This came to me by email:
I read your book last night. I got the impression that you believe you can liberate the bulk of the population by helping them to free their minds. I think you are doing electoral politics, and trying to get people to check “none of the above”. I don’t think that will work. Only perhaps 1% of the population want freedom; these people are called “freethinkers”. The rest want a kind master. If a master isn’t already present they will invent a master in the form of god, government, or gaia. Early American history had perhaps the largest percentage of freethinkers in history, who had concentrated themselves by emigration. Still, are you recognize, it very quickly went bad.
If freedom is going to happen, I think it will be because someone invents new ways for the permanent 1% minority of freethinkers to keep the permanent supermajority 99% of statists at bay.
This is a fairly common sentiment. The writer is clearly a serious libertarian, but people from every walk of life have this view of their fellow men. There is a hint of the Fallacy of Special Pleading in the claim, in this case maligning the norm with the exception: “I have what it takes to live a free life, but no one else does.”
My reply:
So, in summary, your plan is to bet against humanity?
I think you’re wrong. I think everyone wants to live the life I live, they just don’t know how. We won’t know for a while which one of us right — and we can only run the test because I wrote Man Alive!
Meanwhile: Will you love your self more tomorrow and enduringly by betting against humankind?
I think I’m the only game in town, and you have nothing whatever to lose by betting with me instead. If I’m right, you win big, and if you’re right, you lose nothing you have not already lost. I’m a free roll of the dice, but I’m also your best shot at making a difference in the world. Are you going to pass on that?
I’m glad you read the book, in any case. If you find that it stays with you — if it keeps calling itself back to your mind — you might give it a second look.
Here’s the truth of my own life: In the idiot social taxonomy promoted by the so-called “Pick-Up Artists” (discussed in Chapter 10 of the book), I would qualify as a Lone Wolf. I am naturally dominant but solitary to a fault. Obviously, those kinds of behavioral pre-dispositions don’t matter to thoughtful people. We have minds and therefore we can overcome anything. But it would be beyond easy for me to do nothing at all with respect to other people, to bet against them by default by ignoring them entirely.

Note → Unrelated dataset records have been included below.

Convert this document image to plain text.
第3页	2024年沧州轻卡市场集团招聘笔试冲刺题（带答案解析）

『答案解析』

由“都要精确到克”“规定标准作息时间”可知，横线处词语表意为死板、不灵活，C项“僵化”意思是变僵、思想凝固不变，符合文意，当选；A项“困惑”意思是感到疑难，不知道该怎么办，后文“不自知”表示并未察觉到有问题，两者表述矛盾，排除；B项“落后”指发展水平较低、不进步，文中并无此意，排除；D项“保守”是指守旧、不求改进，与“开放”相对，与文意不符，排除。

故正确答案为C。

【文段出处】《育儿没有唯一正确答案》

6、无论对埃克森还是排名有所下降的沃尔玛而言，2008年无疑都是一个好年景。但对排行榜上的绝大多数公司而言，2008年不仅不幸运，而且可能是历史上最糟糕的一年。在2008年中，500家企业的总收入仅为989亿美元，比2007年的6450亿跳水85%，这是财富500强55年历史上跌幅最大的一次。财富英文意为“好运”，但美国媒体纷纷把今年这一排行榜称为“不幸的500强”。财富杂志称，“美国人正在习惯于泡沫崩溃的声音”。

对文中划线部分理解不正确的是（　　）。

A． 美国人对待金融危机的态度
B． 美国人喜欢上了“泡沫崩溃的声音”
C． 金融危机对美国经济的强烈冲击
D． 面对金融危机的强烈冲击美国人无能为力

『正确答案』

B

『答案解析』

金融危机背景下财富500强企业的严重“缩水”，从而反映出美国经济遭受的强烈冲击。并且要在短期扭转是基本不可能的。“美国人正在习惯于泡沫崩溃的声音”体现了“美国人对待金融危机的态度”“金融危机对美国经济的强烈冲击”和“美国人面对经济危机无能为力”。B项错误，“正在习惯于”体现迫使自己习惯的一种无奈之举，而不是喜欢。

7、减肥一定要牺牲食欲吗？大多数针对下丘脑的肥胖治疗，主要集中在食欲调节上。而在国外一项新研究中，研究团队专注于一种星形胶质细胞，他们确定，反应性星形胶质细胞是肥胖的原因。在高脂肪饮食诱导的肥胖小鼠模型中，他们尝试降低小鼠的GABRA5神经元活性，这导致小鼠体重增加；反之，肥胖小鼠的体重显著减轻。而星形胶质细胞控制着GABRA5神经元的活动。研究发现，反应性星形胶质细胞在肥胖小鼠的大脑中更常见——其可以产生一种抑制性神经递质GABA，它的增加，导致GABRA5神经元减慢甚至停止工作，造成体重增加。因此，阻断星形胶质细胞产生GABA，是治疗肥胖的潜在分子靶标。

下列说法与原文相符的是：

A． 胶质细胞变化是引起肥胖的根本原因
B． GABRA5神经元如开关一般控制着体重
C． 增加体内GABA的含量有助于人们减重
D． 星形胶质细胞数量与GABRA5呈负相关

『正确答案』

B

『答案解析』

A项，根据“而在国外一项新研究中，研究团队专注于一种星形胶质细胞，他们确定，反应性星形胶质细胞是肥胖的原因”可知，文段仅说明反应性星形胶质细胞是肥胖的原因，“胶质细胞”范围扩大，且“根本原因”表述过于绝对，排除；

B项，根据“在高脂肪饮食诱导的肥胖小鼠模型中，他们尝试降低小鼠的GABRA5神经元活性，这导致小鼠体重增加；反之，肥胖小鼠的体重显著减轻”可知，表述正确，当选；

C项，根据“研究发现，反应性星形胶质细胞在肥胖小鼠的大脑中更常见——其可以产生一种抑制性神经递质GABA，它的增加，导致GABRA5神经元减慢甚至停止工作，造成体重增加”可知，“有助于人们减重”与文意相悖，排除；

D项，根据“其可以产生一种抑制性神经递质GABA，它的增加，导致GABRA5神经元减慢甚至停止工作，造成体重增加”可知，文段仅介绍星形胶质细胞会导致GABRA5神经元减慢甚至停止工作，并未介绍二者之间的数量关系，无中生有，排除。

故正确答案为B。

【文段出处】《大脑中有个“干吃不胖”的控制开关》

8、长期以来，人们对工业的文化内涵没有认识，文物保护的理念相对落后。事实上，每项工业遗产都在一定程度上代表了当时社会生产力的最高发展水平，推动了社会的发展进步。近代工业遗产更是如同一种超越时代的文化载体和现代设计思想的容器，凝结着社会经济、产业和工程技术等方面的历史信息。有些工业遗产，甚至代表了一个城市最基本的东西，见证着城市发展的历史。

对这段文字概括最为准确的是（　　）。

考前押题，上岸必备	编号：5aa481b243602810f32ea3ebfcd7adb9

My choice instead was to explore the ideas I take up in the book — to understand the gorgeous world I saw, a world few other people seemed to see, and to figure out how to share that vision with anyone who would risk taking a glimpse.
I believe that there is nothing special about me. I am different from most people because I have made different choices, but what we are as things is the same one thing. I am what you are and you are what I am, and there is nothing I can think about that you cannot also contemplate, if you learn to think the way I do.
Yesterday I celebrated my outsized hubris at FaceBook, and my belief is that everyone wants to feel that way — wants to thrive and to rejoice and to triumph as the rewards of a life well lived. If that’s so, I want to do everything I can to show anyone who wants that Splendor how to find it.
And if it’s not so? Press on regardless. There is nothing for me in despair. To the contrary, this little syllogism — 1 > 0 > –1 — demonstrates beyond all doubt that any sort of dour or doubtful or despairing opinion of the imaginary idea of “people in general” is an undivided negative for my own future self-adoration.
There’s more: I am much more likely to prove myself right about other people by believing that they want the same things that I want. Not only does that belief keep me motivated, but the work I am thereby motivated to do will be much more likely to persuade people to my way of thinking. We do well by doing good, and doing well for me is doing this work in the best way I can. In the end, virtue is its own reward, so the work I do will be the best I can do, either way. But it does not hurt me — to the contrary, it helps me a great deal — that I am so certain that I am right about my brothermen.
If you truly want to live in the world say you want to live in, stop volunteering to live anywhere else. If you want the best payoff possible from other people — stop betting against them.